Já sobrevoaram uma grande cidade brasileira durante uma tarde
ensolarada? As cidades são símbolos vivos da aporofobia. Aporofobia urbana, com
crueldade da arquitetura e urbanismo. Os bairros ricos são menores
e em algumas cidades são ilhas de riqueza e beleza em um mar de pobreza. Ilhas
são uma metáfora ruim: elas podem ser tomadas. Nossas ilhas de riqueza são
protegidas pelo poder público e cercadas por grandes avenidas que separam os
bairros de classe média alta dos aglomerados. Esses dois mundos não se
misturam.
(Caetano Veloso e Gilberto Gil)
Não se misturam, mas ambos envelhecem. Só que ricos e pobres
envelhecem diferentemente. Em artigo anterior no Portal do Envelhecimento (https://www.portaldoenvelhecimento.com.br/o-brasil-e-negro-mas-o-envelhecimento-e-branco/)
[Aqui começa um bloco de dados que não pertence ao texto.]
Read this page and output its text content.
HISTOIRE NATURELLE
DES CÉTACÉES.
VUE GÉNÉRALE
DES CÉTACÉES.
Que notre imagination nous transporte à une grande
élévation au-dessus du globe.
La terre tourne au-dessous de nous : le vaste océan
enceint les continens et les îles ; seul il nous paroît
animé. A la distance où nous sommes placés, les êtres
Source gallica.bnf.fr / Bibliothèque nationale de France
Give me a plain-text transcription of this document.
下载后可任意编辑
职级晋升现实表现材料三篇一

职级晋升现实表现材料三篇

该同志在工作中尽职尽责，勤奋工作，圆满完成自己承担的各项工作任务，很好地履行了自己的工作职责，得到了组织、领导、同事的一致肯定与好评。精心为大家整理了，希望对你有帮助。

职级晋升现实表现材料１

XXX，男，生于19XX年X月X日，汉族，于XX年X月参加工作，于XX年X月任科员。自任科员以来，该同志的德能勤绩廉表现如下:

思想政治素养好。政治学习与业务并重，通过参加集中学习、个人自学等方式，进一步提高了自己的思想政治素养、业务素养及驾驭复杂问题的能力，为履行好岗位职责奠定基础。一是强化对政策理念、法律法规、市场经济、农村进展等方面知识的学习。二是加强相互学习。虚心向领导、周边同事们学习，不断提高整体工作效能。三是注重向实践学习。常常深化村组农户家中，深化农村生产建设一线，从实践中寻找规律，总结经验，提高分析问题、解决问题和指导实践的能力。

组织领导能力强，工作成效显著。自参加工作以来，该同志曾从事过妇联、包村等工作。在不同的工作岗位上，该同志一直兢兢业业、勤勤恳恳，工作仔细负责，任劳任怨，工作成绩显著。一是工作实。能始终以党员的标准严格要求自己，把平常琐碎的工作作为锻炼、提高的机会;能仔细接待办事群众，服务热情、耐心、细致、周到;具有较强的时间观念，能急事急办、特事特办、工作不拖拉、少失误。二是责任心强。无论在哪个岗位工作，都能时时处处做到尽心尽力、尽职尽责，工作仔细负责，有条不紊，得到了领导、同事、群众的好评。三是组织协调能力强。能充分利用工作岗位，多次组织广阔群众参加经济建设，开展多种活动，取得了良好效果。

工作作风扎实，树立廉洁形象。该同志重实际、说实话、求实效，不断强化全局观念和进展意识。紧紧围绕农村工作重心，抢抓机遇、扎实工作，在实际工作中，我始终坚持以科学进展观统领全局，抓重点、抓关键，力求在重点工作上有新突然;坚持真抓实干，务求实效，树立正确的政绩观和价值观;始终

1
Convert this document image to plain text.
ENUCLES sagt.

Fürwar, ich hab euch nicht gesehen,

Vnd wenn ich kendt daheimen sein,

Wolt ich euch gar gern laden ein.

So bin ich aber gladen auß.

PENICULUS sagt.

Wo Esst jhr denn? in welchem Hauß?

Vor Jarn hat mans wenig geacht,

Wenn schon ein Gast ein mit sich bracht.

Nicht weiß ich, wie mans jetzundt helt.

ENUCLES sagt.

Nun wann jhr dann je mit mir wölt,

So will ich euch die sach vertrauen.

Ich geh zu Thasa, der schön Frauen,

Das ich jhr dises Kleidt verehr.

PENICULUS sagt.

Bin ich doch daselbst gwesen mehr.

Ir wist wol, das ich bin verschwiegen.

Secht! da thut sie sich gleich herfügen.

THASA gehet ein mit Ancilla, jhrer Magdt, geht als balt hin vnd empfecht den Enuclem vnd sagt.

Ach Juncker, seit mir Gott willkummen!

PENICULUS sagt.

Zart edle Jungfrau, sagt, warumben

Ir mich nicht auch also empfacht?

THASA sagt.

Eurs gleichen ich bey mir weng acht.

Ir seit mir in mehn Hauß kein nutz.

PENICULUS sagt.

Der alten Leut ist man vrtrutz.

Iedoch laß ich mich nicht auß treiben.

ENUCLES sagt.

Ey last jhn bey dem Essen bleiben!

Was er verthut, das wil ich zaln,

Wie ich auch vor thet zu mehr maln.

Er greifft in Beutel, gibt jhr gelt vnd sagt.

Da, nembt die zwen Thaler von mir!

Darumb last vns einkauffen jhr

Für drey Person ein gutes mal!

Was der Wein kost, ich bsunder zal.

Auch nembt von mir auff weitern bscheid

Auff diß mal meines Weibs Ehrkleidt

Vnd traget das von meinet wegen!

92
destaquei as diferenças de tratamentos, em diversas esferas, a pessoas pretas e
brancas idosas. O recorte não é muito diferente se focalizarmos as diferenças
entre as pessoas idosas pobres e as ricas. Pessoas idosas pobres vivem menos sendo negligenciadas nos atendimentos pelos vários órgãos do poder público. A
legislação pertinente, o Estatuto da Pessoa Idosa, já fez vinte anos e poucas
coisas mudaram. Porque não se muda a distribuição de riqueza e consequente diminuição
das desigualdades sociais apenas com uma legislação de proteção à pessoa idosa.
Velhos e pobres continuam velhos e pobres. Ao aposentarem, as pessoas pobres têm
seus salários diminuídos, quase sempre. As pessoas ricas, além da previdência
social, geralmente têm um acréscimo pela previdência privada.
Há formas de combater as desigualdades? Sim, há. Várias. Todas
dependem de mudanças nas legislações do trabalho, da previdência social e de
mudanças culturais profundas. Porque a aporofobia está enraizada em nossa população,
até mesmo nas mentes da população mais pobre. Sair da pobreza não significa que
terão ações de auxílio aos parentes pobres. E aqueles quem colocamos no
Congresso não parecem estar dispostos a lutar por essas mudanças.
Mesmo o crescimento econômico de uma nação não é remédio
para a diminuição das desigualdades sociais. Com os programas de crescimento
econômico e diminuição do desemprego devem seguir os programas de distribuição
de renda. No Brasil, programas como o Bolsa Família são pífios. O gasto com a
distribuição de renda no Brasil ainda é muito menor que os gastos dos países
desenvolvidos. A França, por exemplo, gasta quase dois porcento do PIB com distribuição
de renda. Outros investimentos sociais em Saúde e Educação são os principais
remédios para a diminuição da pobreza, o resto é placebo.
Além de pobre, envelheceu? Que horror.
Só não temos mais velhos pobres porque eles morrem antes que os velhos ricos.
"Envelhecemos para fazermos coisas que nunca fizemos,
é também isso que significa a velhice".